Стихия стремилась мимо богини, пробивая себе дорогу через корчащиеся в огне деревья. Жидкое пламя, успевшее расползтись по Чаще, собиралось обратно, рисуя широкую полосу алых и рыжих сполохов. Я не сразу поняла, что происходит и какой вид обретает эта сила.

- У реки Смородины, кажется, появилась младшая сестрица, – тихо проговорил Марий, и я поняла, почему не могу отвести завороженного взора от плавного течения. Это и правда была река. И стремилась она в сторону Черницы, словно хотела соединиться с ее тьмой.

Сауле меж тем погладила алую волну и медленно пошла к нам. Чем ближе подходила богиня, тем более явно я видела жалость на ее лице. Я чуяла, что не все еще сказано, но когда богиня вдруг оказалась рядом и взяла мое лицо в прохладные ладони, все равно стало больно. Мир вокруг нас подернулся серой дымкой, а двое дейвасов замерли соляными столбами. Этот разговор был не для их ушей.

Дыхание богини пахло водяными лилиями, когда она прошептала:

- Без Стража граница не выстоит. Я снова не вправе просить тебя — и снова прошу. Примешь ли ты этот долг? Будешь ли той, кто хранит мудрость Яви и Нави?

- Приму, – шевельнулись мои губы, беззвучно, но богиня услышала и приняла обещание. Она кивнула — да будет так.

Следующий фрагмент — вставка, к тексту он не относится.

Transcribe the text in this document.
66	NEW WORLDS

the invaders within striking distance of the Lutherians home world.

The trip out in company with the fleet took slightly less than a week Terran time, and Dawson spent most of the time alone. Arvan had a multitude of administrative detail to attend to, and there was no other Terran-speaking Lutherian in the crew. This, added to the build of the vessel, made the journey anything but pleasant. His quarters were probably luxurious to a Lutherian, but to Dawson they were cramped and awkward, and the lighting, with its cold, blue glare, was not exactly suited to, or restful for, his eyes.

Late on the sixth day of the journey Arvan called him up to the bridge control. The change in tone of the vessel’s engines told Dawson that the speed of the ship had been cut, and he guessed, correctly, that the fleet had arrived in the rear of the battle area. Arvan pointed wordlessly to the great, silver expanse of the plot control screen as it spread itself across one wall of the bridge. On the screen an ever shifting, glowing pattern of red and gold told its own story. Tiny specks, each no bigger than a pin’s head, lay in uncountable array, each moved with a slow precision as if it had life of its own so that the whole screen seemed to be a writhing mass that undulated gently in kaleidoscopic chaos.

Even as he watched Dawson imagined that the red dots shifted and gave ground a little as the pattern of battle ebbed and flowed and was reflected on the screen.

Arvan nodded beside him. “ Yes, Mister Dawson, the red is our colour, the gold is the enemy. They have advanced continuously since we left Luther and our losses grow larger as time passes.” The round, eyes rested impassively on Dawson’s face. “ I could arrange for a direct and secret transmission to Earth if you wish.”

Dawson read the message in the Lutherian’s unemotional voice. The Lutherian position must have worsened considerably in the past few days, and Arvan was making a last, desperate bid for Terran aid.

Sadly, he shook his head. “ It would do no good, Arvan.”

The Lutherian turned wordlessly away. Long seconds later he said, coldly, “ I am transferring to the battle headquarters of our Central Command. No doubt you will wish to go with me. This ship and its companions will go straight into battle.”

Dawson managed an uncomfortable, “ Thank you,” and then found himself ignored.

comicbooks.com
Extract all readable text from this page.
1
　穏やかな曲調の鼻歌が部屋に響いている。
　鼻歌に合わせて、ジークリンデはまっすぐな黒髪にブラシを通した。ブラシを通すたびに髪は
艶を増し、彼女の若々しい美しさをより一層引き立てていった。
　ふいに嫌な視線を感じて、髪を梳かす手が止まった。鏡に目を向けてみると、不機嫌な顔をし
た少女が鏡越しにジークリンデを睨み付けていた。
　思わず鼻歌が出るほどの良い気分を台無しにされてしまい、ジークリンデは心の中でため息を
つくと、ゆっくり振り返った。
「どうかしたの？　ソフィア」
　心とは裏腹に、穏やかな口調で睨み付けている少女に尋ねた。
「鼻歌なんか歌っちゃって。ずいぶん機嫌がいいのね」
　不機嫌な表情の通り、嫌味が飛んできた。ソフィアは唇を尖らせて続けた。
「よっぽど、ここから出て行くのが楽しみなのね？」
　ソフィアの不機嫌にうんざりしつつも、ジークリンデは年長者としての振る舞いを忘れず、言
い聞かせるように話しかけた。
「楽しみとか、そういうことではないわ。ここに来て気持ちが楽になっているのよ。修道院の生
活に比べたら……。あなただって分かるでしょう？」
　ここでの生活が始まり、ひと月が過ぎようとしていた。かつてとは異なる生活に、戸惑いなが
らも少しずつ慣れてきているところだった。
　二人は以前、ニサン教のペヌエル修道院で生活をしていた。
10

- В благодарность я выполню одну твою просьбу. Не проси вернуть мертвых или привязать к себе живых, в остальном — что пожелаешь.

Моя история подходила к концу. Но я все равно улыбнулась, когда заговорила – и Сауле улыбнулась в ответ.

- Да будет так. И…спасибо.

За ее спиной выжившие лаумы вдруг стали окутываться слепящим белым светом и исчезать.

- Они возвращаются в Явь, – предугадала Сауле мой вопрос. Теперь Дорога открыта, и мне достает силы, чтобы провести их по ней.

Сауле молчала, и я чувствовала, что она пытается сказать мне что-то еще. Вдруг за ее спиной ударила молния, но не погасла, а осталась зримой. Словно сам мир раскололся, открывая проход в иные миры, туда, куда уходят в одной рубашке, пошитой Пряхами из нити судьбы. Из разлома вышел высокий мужчина в блестящей, точно жидкое золото, кольчуге. Сауле встретила его появление с высоко поднятой головой, но меня загородила, словно боялась, что пришелец может, не разобравшись, причинить мне вред. Я беззвучно шептала молитву – из тех, что звучат в белоголовых церквях, носящих имя верховного бога. Количество божественного вокруг меня явно начало переходить границу, за которой я еще могла сохранить разум.

- Ты снова желаешь решать все сама, упрямая женщина, – загрохотал Перкунас, прожигая супругу взглядом. Поприветствовать ее он не удосужился.

- В кои-то веки я оказалась права, супруг мой, – звонко ответила она и отодвинулась. Перкунас увидел меня, и лицо его потемнело, сделавшись похожим на грозовую тучу. Я едва удержалась, чтобы не пригнуться – так ощутим был его гнев. На мгновение показалось, что бог сейчас взмахнет рукой – и от меня останется только мокрое место. Но Перкунас перевел взгляд на Сауле и рявкнул так, что мои волосы встали дыбом от целого ряда маленьких молний, вонзившихся в землю между нами и богом.

- Ты хоть понимаешь, что без привязки твоя девчонка превратится в тень, не успеешь ты и глазом моргнуть? Согласилась она… Ты здесь богиня, а не она, это ты знаешь, как должно существовать бытию. Почему не объяснила? Почему защиту не поставила и оберег не назначила?